Alex Tabarrok links to an interesting NY Times article by John Tierney on the benefits of spending money on prisons vs. police. One thing I learned from it is that New York did not follow the general U.S. trend towards more and more imprisonment. Here's a snippet:
Dr. Ludwig and Philip J. Cook, a Duke University economist, calculate that nationwide, money diverted from prison to policing would buy at least four times as much reduction in crime. They suggest shrinking the prison population by a quarter and using the savings to hire another 100,000 police officers.Diverting that money to the police would be tricky politically, because corrections budgets are zealously defended in state capitals by prison administrators, unions and legislators.But there is at least one prison administrator, Dr. Jacobson, the former correction commissioner in New York, who would send the money elsewhere.“If you had a dollar to spend on reducing crime, and you looked at the science instead of the politics, you would never spend it on the prison system,” Dr. Jacobson said. “There is no better example of big government run amok.”

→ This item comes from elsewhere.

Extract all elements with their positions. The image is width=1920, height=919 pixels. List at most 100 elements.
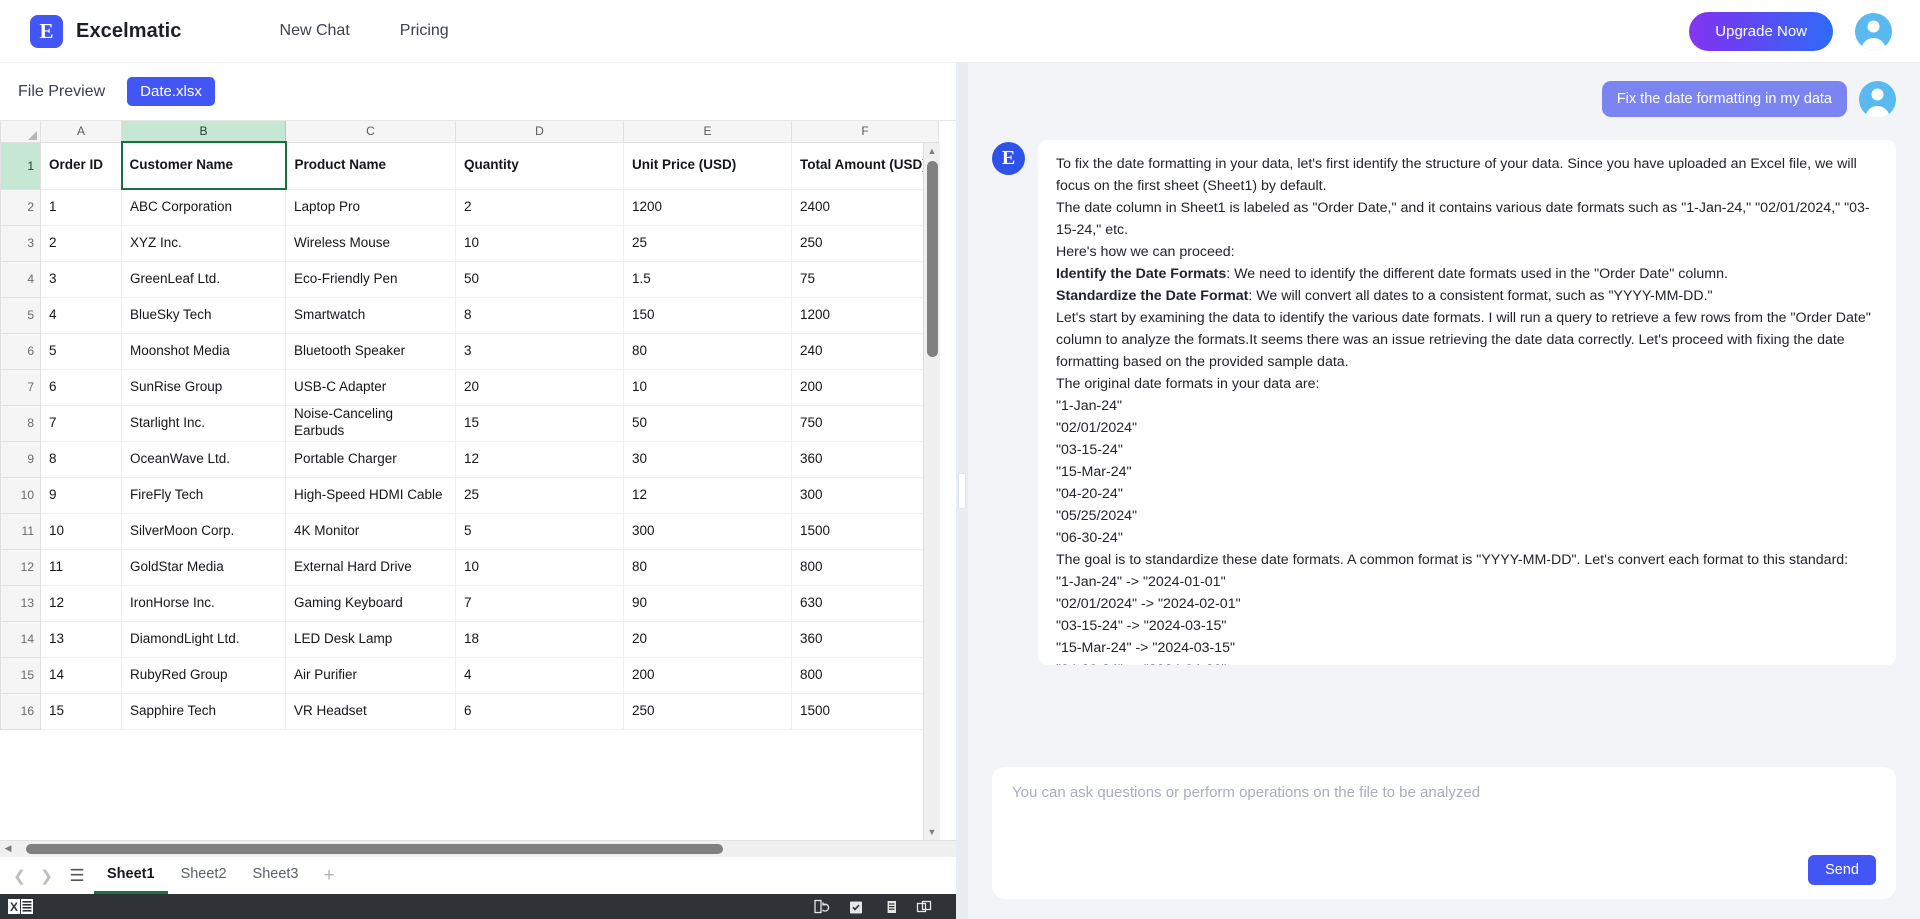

There's been a lot of argument about private prisons focusing on whether they will treat prisoners too harshly, or perhaps too well. But perhaps the real problem is that when you have private prison companies you have created a lobby group that has an interest in keeping behaviours illegal and sentences long. It almost looks like U.S. politicians are on a mission to prove that the Marxists were right after all.
I wonder how much lower U.S. imprisonment would be if there were no private prisons.